We selected biomarkers for BA calculation based on knowledge about their age dependency, role in aging process, good performance in previous BA calculations
and availability in ARIC study. We selected 15 biomarkers characterizing performance of multiple organ systems and processes: cardiovascular (systolic blood pressure), renal (eGFR, cystatin-C, urea nitrogen, creatinine, uric acid), respiratory (FEV), metabolic (glucose, cholesterol, HbA1c, glycated albumin, fructosamine), immune/inflammatory (CRP, albumin, beta 2-microglobulin).

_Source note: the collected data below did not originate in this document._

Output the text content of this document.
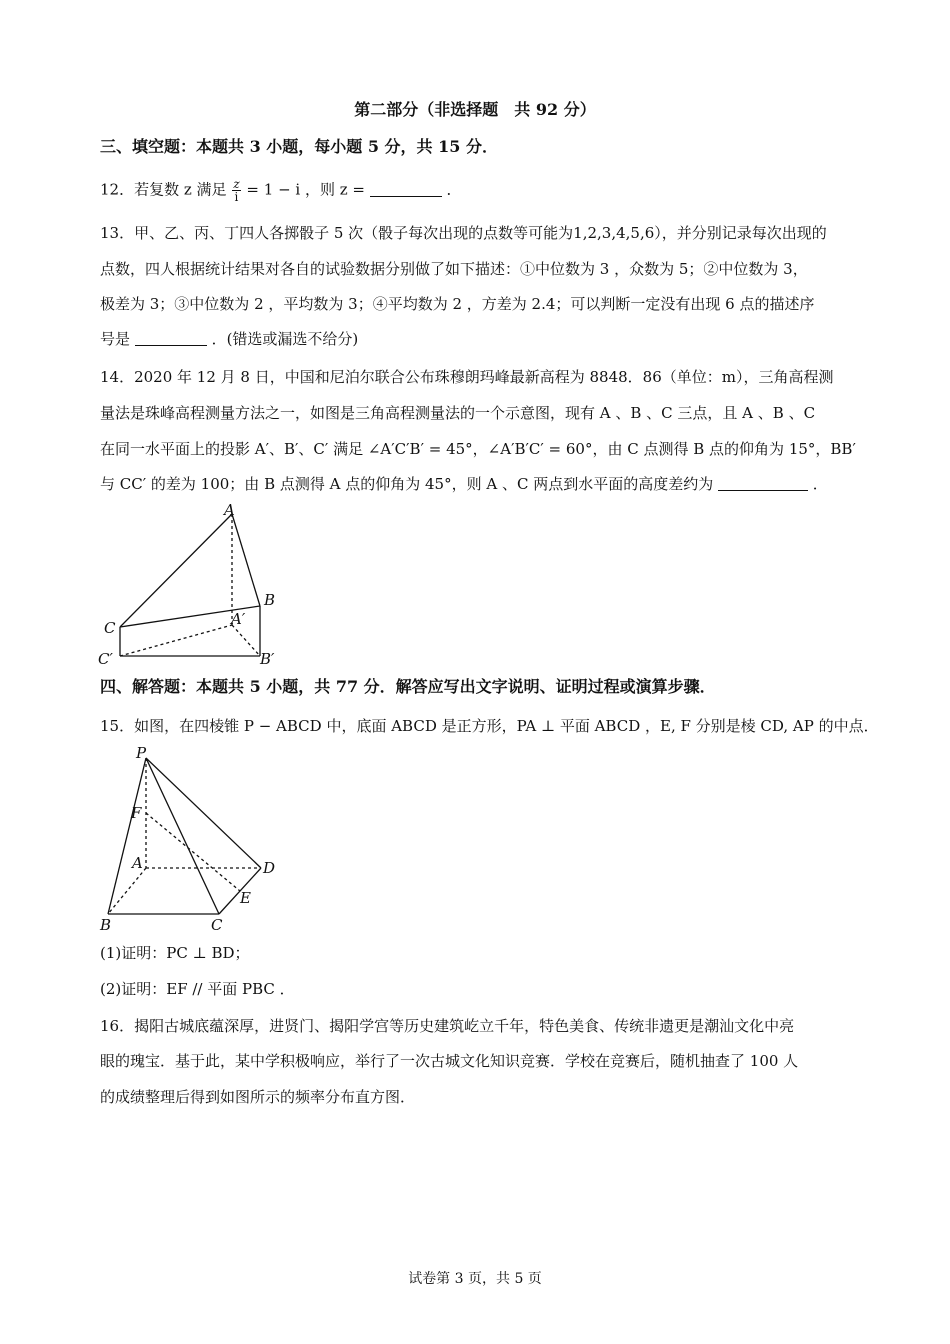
第二部分（非选择题　共 92 分）
三、填空题：本题共 3 小题，每小题 5 分，共 15 分．
12．若复数 z 满足 $\frac{z}{i} = 1 - i$ ，则 z =	．
13．甲、乙、丙、丁四人各掷骰子 5 次（骰子每次出现的点数等可能为1,2,3,4,5,6），并分别记录每次出现的
点数，四人根据统计结果对各自的试验数据分别做了如下描述：①中位数为 3 ，众数为 5；②中位数为 3，
极差为 3；③中位数为 2 ，平均数为 3；④平均数为 2 ，方差为 2.4；可以判断一定没有出现 6 点的描述序
号是	．(错选或漏选不给分)
14．2020 年 12 月 8 日，中国和尼泊尔联合公布珠穆朗玛峰最新高程为 8848．86（单位：m），三角高程测
量法是珠峰高程测量方法之一，如图是三角高程测量法的一个示意图，现有 A 、B 、C 三点，且 A 、B 、C
在同一水平面上的投影 A′、B′、C′ 满足 ∠A′C′B′ = 45°，∠A′B′C′ = 60°，由 C 点测得 B 点的仰角为 15°，BB′
与 CC′ 的差为 100；由 B 点测得 A 点的仰角为 45°，则 A 、C 两点到水平面的高度差约为	．
A
B
C	A′
B′
C′
四、解答题：本题共 5 小题，共 77 分．解答应写出文字说明、证明过程或演算步骤．
15．如图，在四棱锥 P − ABCD 中，底面 ABCD 是正方形，PA ⊥ 平面 ABCD ，E, F 分别是棱 CD, AP 的中点．
P
F
A	D
E
B	C
(1)证明：PC ⊥ BD；
(2)证明：EF // 平面 PBC ．
16．揭阳古城底蕴深厚，进贤门、揭阳学宫等历史建筑屹立千年，特色美食、传统非遗更是潮汕文化中亮
眼的瑰宝．基于此，某中学积极响应，举行了一次古城文化知识竞赛．学校在竞赛后，随机抽查了 100 人
的成绩整理后得到如图所示的频率分布直方图．
试卷第 3 页，共 5 页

We assessed age-dependence of the biomarkers by Pearson correlation analysis with age and selected 9 biomarkers with strongest correlation for the BA calculations. For sensitivity analysis, we also calculated BA using all 15 biomarkers. The results are presented on Fig. 3.
Middle-age serum sodium and risk to develop age-related chronic diseases. a) Age dependence of chronic diseases. Cumulative incidence curves (CIFs) accounting for competing mortality for eight age-dependent chronic diseases in ARIC study participants (N = 11,255). Right panel shows how diseases are combined into two sets containing four and seven diseases for following analysis of chronic diseases burden. b-d) Analysis of chronic diseases burden in 5168 ARIC study participants aged 70–90 years who attended visit 5 at the end of 25 years follow-up. b) Distribution of the study participants based on number of diseases from Set 1 (blue) and Set 2 (orange) that they are diagnosed with. c, d) Analysis of association between middle-age serum sodium and risk to develop chronic diseases from Set 1. c) Splitting study participants into four groups using classification and regression trees (CART) algorithm based on average serum sodium measured at visits 1 and 2. Percent of people diagnosed with at least one out of four diseases from Set 1 by the end of follow-up was used as outcome variable for the splitting algorithm. d) Assessment of relative risk to develop at least one disease from Set 1 in four sodium groups. Participants are divided into 2 groups: 0 – disease-free at the end of follow-up; 1 – have at least one disease. Left panel: Time-to-event analysis: Cox proportional hazards model. Right panel: Retrospective case–control analysis: multivariable logistic regression. Participants with serum sodium 138-140 mmol/l have lowest risk to develop chronic diseases. Both lower and higher sodium concentrations are associated with increased risk. See also Fig. S3 for analysis of Set 2 diseases.
Calculation of biological age (BA) based on age-dependent biomarkers. Fifteen biomarkers were selected based on prior knowledge of their age-dependence and availability in ARIC study. a, b) Verification of age-dependence for 15 biomarkers measured in ARIC study participants at visit 2 (n = 6,956, see methods and Fig. S1 for exclusions criteria). a) Linear regression lines for nine biomarkers that showed significant correlation with age and were used for BA calculations. 95% CI for the regression lines are shown in blue. rage denotes Pearson Coefficient for correlation of each biomarker with age (∗∗∗P < 0.0001). Pslope denotes P-value for the slope deviation from zero. The panel inserts show distribution of the study participants based on the corresponding biomarkers. b) rage and Pslope for six additional biomarkers with lower correlation coefficients that were included for BA calculation based on 15 biomarkers. c) Distributions of the study participants based on their chronological age (Age) and BA calculated from 9 to 15 biomarkers using Klemera and Doubal's method (see methods section for details). Distributions of BA from nine and 15 biomarkers are almost identical with Pearson correlation r = 0.99 (†P < 0.0001) indicating that they gave similar results.